Manaberita.com – ADA indikasi dugaan tindak pidana korupsi pada kasus proyek mangkrak pabrik baja tanur tiup atau blast furnace PT Krakatau Steel Tbk (KRAS) maka karenanya Kejaksaan Agung bakal meningkatkan status dari sebelumnya penyelidikan menjadi penyidikan. Yang mana kasus tersebut menyebabkan kerugian negara.
Jaksa Agung ST Burhanuddin mengatakan, ada sebanyak 40 saksi yang mengetahui mengenai proyek tersebut, saat ini sedang diperiksa oleh Kejagung yang melakukan penyidikan.
“Pemeriksaan masih berlangsung, kita periksa 40 saksi. Tim penyidik berkoordinasi dengan keterangan ahli, PPATK, LKPP. Penyidik menemukan peristiwa pidana,” ungkap Burhanuddin, dalam konferensi pers di Kejaksaan Agung, Kamis petang (24/2/2022).
Melansir dari CNBC Indonesia, Burhanuddin mengungkapkan, proyek ini sejatinya sudah selesai 100% dan uji operasional.
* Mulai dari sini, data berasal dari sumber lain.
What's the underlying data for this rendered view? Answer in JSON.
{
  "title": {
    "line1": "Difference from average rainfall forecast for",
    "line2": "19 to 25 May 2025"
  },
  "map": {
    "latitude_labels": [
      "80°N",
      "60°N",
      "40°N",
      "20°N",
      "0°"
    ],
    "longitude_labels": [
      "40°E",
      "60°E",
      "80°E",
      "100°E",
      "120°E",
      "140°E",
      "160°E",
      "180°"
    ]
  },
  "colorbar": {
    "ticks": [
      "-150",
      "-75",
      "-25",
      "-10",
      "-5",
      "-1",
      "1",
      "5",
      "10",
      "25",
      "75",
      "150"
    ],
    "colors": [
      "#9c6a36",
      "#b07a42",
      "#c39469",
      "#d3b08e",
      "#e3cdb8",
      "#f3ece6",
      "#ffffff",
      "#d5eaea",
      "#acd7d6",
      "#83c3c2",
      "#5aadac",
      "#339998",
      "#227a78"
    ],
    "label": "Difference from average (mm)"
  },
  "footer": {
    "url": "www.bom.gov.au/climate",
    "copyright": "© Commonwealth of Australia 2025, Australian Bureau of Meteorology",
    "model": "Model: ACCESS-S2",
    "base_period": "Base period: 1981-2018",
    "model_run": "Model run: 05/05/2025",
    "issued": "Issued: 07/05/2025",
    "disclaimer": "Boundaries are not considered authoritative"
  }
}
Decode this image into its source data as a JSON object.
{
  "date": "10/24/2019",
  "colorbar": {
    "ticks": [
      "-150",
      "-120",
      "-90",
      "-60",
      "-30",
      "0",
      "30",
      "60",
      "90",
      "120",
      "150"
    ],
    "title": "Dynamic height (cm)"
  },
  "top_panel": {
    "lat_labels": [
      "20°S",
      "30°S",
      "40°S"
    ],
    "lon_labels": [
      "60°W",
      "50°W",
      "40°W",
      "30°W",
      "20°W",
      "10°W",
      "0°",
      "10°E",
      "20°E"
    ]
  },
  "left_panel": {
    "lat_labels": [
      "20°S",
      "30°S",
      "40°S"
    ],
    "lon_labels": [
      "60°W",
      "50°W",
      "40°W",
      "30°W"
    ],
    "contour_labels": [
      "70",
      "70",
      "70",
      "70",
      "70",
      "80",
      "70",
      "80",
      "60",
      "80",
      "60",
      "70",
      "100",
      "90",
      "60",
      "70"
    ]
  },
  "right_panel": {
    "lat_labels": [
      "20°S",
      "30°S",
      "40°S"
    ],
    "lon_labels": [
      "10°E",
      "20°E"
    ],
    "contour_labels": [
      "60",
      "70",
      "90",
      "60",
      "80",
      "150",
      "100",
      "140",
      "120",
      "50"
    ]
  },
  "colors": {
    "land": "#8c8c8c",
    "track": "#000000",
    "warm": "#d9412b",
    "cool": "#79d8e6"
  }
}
Selain itu, sudah ada pembayaran senilai Rp 5 triliun kepada pemenang lelang tender. Namun, hingga kini proyek tersebut belum dapat dioperasikan.
“‘Proyek selesai, tapi tidak bisa dioperasikan. Oleh karena itu, menimbulkan kerugian keuangan negara, sampai saat ini mangkrak tidak bisa digunakan,” katanya.
Oleh sebab itulah, Kejaksaan Agung akan meningkatkan kasus tersebut ke tahap penyidikan. Adapun, besaran kerugian negara masih didalami.
“Dalam waktu tidak terlalu lama akan ditingkatkan ke tahap penyidikan umum, siapa yang akan jadi tersangka adalah orang yang aling bertanggung jawab atas penanganan proyek tersebut,” imbuhnya.
Sebelumnya, Menteri BUMN, Erick Thohir menyebut Krakatau Steel berpotensi mengalami kebangkrutan pada Desember tahun lalu jika tidak melakukan sejumlah langkah restrukturisasi.
“Ada tiga langkah (restrukturisasi), problem-nya langkah ketiga ini macet,” kata Erik dalam Rapat Kerja dengan Komisi VI DPR RI, Kamis lalu, dikutip Sabtu (4/12/2021).
Erick menuturkan, ada investasi Krakatau Steel dalam pembuatan pabrik blast furnace senilai US$ 850 juta pada 2008 lalu, namun kondisinya mangkrak, dan tidak memberikan manfaat. Sempat ada harapan proyek ini diambil alih China namun gagal.
Lalu langkah kedua yang sedang diambil mengenai negosiasi kerja dengan salah satu perusahaan baja Posco sebagai pemilik saham terbesar KRAS (kode emiten Krakatau Steel), dengan porsi 70%.
Langkah terakhir adalah kemungkinan Lembaga Pengelola Investasi (LPI) atau Indonesia Investment Authority (INA) untuk berinvestasi di Krakatau Steel. Erick menjelaskan jika ketiga langkah ini tidak berjalan maka Krakatau Steel bisa default.